Citing unnamed friends and British officials, the Wall Street Journal said that while Neil Heywood was not an MI6 employee, he had knowingly passed on information to the organization.
“The Journal investigation, based on interviews with current and former British officials and close friends of the murdered Briton, found that a person Mr. Heywood met in 2009 later acknowledged being an MI6 officer to him,” the Wall Street Journal says in its report.
“Mr. Heywood subsequently met that person regularly in China and continued to provide information on Mr. Bo’s private affairs.”
Neil Heywood’s relatives declined to comment, the paper added.
In a letter to a British MP on 26 April, William Hague addressed speculation over Neil Heywood, even as he said it was “long established government policy neither to confirm nor deny speculation of this sort”.
“However, given the intense interest in this case it is, exceptionally, appropriate… to confirm that Mr.
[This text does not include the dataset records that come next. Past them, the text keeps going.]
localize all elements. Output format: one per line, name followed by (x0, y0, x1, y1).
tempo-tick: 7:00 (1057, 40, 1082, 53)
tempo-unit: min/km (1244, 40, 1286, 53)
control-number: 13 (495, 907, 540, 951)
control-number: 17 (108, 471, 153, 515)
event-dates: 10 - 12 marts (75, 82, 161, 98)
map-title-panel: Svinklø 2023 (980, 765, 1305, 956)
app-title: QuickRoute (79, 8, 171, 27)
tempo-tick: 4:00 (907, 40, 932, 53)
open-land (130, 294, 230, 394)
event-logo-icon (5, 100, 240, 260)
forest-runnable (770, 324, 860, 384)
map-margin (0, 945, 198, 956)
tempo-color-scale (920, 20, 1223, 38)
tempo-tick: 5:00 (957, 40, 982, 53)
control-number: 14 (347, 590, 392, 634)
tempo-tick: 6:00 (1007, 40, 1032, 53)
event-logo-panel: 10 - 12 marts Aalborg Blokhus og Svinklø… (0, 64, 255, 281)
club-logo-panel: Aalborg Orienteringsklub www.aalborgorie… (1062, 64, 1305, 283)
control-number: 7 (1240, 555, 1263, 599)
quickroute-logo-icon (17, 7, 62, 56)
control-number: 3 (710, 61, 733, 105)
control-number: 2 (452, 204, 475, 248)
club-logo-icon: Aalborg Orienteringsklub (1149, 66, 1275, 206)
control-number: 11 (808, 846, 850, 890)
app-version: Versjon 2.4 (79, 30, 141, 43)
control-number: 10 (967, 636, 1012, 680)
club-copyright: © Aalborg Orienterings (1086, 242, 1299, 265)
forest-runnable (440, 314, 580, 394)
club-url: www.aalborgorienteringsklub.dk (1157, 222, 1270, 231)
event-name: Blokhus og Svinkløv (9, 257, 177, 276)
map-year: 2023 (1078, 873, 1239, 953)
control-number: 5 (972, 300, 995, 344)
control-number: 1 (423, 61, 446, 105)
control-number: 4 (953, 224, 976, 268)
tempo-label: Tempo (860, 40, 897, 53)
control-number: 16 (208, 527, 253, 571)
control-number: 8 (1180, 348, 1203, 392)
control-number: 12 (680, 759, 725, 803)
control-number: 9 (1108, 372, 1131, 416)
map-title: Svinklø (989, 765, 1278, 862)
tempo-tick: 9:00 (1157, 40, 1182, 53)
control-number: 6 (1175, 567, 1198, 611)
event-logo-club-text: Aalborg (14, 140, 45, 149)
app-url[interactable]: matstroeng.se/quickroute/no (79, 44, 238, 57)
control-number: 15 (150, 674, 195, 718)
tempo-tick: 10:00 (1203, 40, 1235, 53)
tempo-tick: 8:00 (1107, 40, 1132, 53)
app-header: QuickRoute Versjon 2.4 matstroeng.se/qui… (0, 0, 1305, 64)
Heywood was not an employee of the British government in any capacity,” he said.
The newspaper, citing unidentified sources, says this was technically true because Neil Heywood was not paid for his information.
But there are new questions about why, if Neil Heywood was known to Britain’s intelligence services, British officials did not press their Chinese counterparts for a thorough investigation as soon as they knew he had died.
Neil Heywood, 41, had lived in China from the early 1990s, where he learned fluent Mandarin.
The nature of his association with Bo Xilai and his wife Gu Kailai is not clear, but he has been described in some reports as a financial middleman. Chinese state media say Gu Kailai killed him over a business deal that went sour.
The case first came to light when police chief Wang Lijun fled to the US consulate in February, reportedly after falling out with Bo Xilai over the Heywood case.
Chinese officials subsequently ordered that an investigation into Neil Heywood’s death be reopened. Police had originally said he died of over-consumption of alcohol.
Five senior police officers in Chongqing have also been jailed, Chinese state media say, for covering up the case.